Over 60 years of total fire suppression policy led to more intense fires that are more dangerous and difficult to extinguish.
The cost of fire suppression, unsurprisingly, has increased from 16 to over 50 percent of the U.S. Forest Service’s annual budget.
Government wildfire policy has actually made fires worse
Wildfires are currently burning in several southeastern states, threatening homes and businesses and resulting in poor air quality and health concerns for citizens. These fires come on the heels of a long, dry summer season that led to large fires in Canada and out west as well as a severe drought in the southeast. Such conditions affect farmers and urban dwellers alike. While dry and burning land destroys crops, smoke from fires also causes or exacerbates respiratory issues like asthma and reduces visibility.
Just like some other natural disasters, wildfires have been increasing in number and intensity. Many factors are to blame, the most obvious being climate change, urban sprawl and migration into more remote, mountainous or forested areas. However, previous wildfire suppression policies are also at fault.
That’s right: There are bigger, hotter and more frequent wildfires because of policies that focused on quickly and efficiently suppressing them in the past.

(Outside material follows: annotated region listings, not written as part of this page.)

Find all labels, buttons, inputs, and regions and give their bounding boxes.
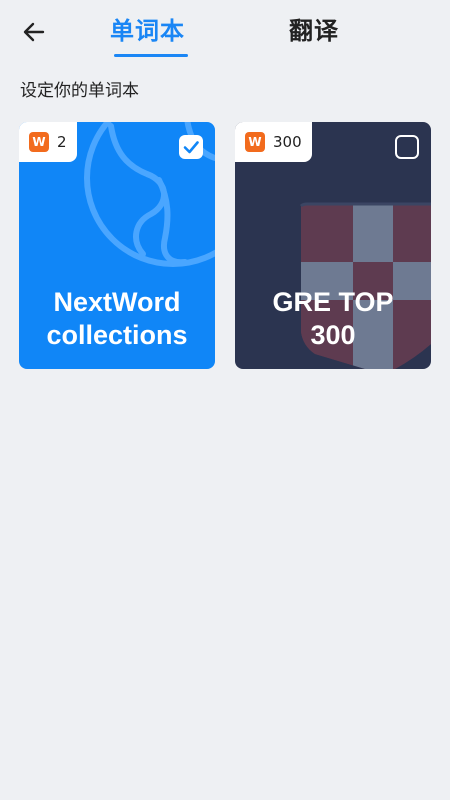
word-count: 300 (273, 133, 302, 151)
wordbook-logo-icon: W (29, 132, 49, 152)
word-count-badge: W 2 (19, 122, 77, 162)
word-count-badge: W 300 (235, 122, 312, 162)
back-arrow-icon (23, 22, 45, 42)
card-title-line1: NextWord (53, 287, 181, 317)
wordbook-logo-icon: W (245, 132, 265, 152)
card-title-line2: collections (46, 320, 188, 350)
card-title: NextWord collections (19, 286, 215, 352)
header-bar: 单词本 翻译 (0, 0, 450, 62)
section-title: 设定你的单词本 (20, 81, 139, 101)
tab-wordbook[interactable]: 单词本 (110, 14, 185, 48)
word-count: 2 (57, 133, 67, 151)
tab-translate[interactable]: 翻译 (289, 14, 339, 48)
wordbook-card-nextword[interactable]: W 2 NextWord collections (19, 122, 215, 369)
card-title: GRE TOP 300 (235, 286, 431, 352)
card-title-line1: GRE TOP (272, 287, 394, 317)
select-checkbox-unchecked[interactable] (395, 135, 419, 159)
wordbook-card-gre[interactable]: W 300 GRE TOP 300 (235, 122, 431, 369)
checkmark-icon (183, 141, 199, 154)
card-title-line2: 300 (310, 320, 356, 350)
back-button[interactable] (18, 16, 50, 48)
active-tab-indicator (114, 54, 188, 57)
select-checkbox-checked[interactable] (179, 135, 203, 159)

After several large fires in 1905 and 1910, conservationists called for total fire suppression in order to protect timber, a valuable resource for a growing economy, and the United States Forest Service became the primary federal agency tasked with firefighting efforts. The U.S. Forest Service is still the main agency that works with the Department of Interior and state and local agencies to craft policy, provide resources, and fight wildfires.
In 1935, a series of more fires led to the “10 a.m.” policy, with an aim to suppress all fires by 10 a.m. the day after they started. Scientific research, however, began highlighting the positive effects of fire on the landscape. Regular fires clear out overgrowth and dead foliage and, in some cases, are the catalyst for new growth (such as for Sequoia treegermination). This new research confirmed the actions of farmers, ranchers, and lumbermen – who had been working with fire for hundreds of years – changed the views of conservationists, and resulted in the abandonment of the 10 a.m. policy in 1978.
Over 60 years of total fire suppression policy led to more intense fires that are more dangerous and difficult to extinguish. For instance, devastating fires hit Yellowstone National Park in 1988, destroying swaths of trees that are still charred to this day. Coupled with more people living near forests and wildlands, these fires now threaten more people and resources than ever before. The cost of fire suppression, unsurprisingly, has increased from 16 to over 50 percent of the U.S. Forest Service’s annual budget.
Tasked with fixing their past mistakes, the U.S. Forest Service and other agencies are trying to practice more prescribed burning and manual clearing of overgrowth. Yet, controlled burns can quickly get out control if weather conditions change, such as when a fire that began as a prescribed burn turned deadly in Colorado in 2012. The alternative, manual clearing, is a slow, labor-intensive and costly process.
This challenge seems daunting to overcome, since as we’ve seen, well-intentioned one-size-fits-all federal policies can lead to devastatingly unintended consequences.
However, private forests, residential communities and non-profits are also responding to the challenge. While the U.S. Forest Service and other agencies often supports these decentralized efforts, wildfire policy still assumes that the response is inherently governmental. In order to limit the unintended consequences of bad national policies, conservationists should move more responsibility to the local level. More solutions and approaches by various conservationists, scientists, and residents will likely have a better chance of protecting forests and harnessing the role of wildfire in thriving environments.